While merely fodder for celebrity tabloids in the U.S., the arts of makeup and hairdressing represent much more in Afghanistan, where, under harsh Taliban rule, women were forbidden to operate or visit beauty salons. In The Beauty Academy of Kabul , a documentary from director Liz Mermin, the lives of a handful of women in Kabul, Afghanistan are changed when a team of American women open up the first-ever beauty school in the terror-ravaged country.

The documentary was spawned by a 2001 article in Vogue magazine profiling a 73-year-old American named Mary MacMakin, who worked with women in Kabul until she was arrested and expelled by the Taliban. It follows a small group of U.S.-based hairstylists and female Afghan refugees as they arrive in the country and set up a beauty school. Through hard work and countless donations, they fill the school – and attached salon – with mannequin heads, Frederic Fekkai scissors and MAC makeup.

On the first day of class, the salon is packed wall-to-wall with hopeful attendees. Moving past the days of Taliban rule, under which women were required to wear an item of clothing called a Burka, which covered their entire face and body, the women of Kabul see the beauty school as one step closer to the country's reformation. Many currently run salons from home, without any formal training, and are happy to have a chance to learn the professional tricks of the trade.

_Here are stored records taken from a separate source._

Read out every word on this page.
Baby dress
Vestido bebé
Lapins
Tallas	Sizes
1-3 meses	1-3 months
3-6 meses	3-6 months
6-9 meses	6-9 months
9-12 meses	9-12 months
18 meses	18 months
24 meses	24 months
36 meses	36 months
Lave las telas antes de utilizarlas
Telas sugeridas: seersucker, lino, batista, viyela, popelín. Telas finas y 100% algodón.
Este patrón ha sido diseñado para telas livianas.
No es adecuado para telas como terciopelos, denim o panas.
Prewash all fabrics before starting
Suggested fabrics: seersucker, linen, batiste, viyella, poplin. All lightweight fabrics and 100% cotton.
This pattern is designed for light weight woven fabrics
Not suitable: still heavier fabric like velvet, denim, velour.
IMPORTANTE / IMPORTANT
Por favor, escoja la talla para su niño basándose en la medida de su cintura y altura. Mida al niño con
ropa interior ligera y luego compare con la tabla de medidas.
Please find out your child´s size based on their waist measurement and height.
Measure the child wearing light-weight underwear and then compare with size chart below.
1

While the overall gist of the film is to show viewers that opening a beauty academy in Kabul is one small step in healing the wounds of a whole country – and pushing for women's rights – sometimes Mermin's direction comes off in a wistful way; and makes people think, is teaching hairdressing really such an important tool for rebuilding a ruined country? Apparently it is, as many women find solace in the art, and can pass on their teachings and newfound confidence to other people in Kabul.